博多祇園山笠用語辞典

YAMAKASA DICTIONARY

山笠ナビ博多祇園山笠用語辞典くしだのぎなん

櫛田の銀杏(くしだのぎなん)

 

櫛田神社の玉垣に植えられている巨大な銀杏の木を、博多の人達は愛情を込めて「櫛田の銀杏(ぎなん)」と呼ぶ。昭和29年(1954年)に県の天然記念物の指定を受けている。
銀杏の木は樹勢が強く、剛壮な樹形になって、葉が独特な扇形をするので神格木として扱われ、神社、仏閣に多く植栽されてきた。従って各地に老大木が多い。
現在の所、直径は190 cm。夏になると青々とした枝葉を茂らせる。

樹齢は、正確な数字は不明。大正7年の本樹保存記念碑には「樹齢1000年以上」と記載されているが、計算をすると残念ながら1000年は経っていない。しかし600年は確実に超しており、その姿は神木として風格のある佇まいをしている。
その姿と生命力は古くから広く崇敬されており、博多祝いめでたに於いて「さても見事な櫛田の銀杏、枝も栄ゆりゃ葉も繁る」と謡い囃されている。

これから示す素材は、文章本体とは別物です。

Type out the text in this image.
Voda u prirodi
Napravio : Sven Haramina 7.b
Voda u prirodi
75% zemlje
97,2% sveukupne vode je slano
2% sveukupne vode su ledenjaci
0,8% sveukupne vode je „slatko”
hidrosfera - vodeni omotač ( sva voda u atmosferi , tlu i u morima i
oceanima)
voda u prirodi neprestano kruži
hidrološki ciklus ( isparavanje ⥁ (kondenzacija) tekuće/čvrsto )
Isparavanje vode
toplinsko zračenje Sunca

櫛田の銀杏は、今もなお夏になると枝葉を元気に青々と繁げ盛るのだが、八番山上川端通の走る山笠は、飾り山の高さ故にこの元気に栄えた枝葉に当たりながら櫛田入りする事になる。
そのため、飾りが痛む事に人形師は苦心するようで、 山が当たる部分の枝を切ってほしいと櫛田神社にお願いするが、神木の枝葉は切ってはいけない事になってるようで、未だに叶えられてないらしい。

昭和31年(1956年)、櫛田神社前の土居通りが都市計画区画整理で道幅が15メートルに各幅されることになったが、それが実行されると県天然記念物の「櫛田の銀杏」の根本が危うくなるとの事で反対の声が強まった。
福岡市と博多祇園山笠振興会の間で7年近く協議を行った結果、銀杏の近くだけ道幅を13メートルにする事で”妥協”したという歴史がある。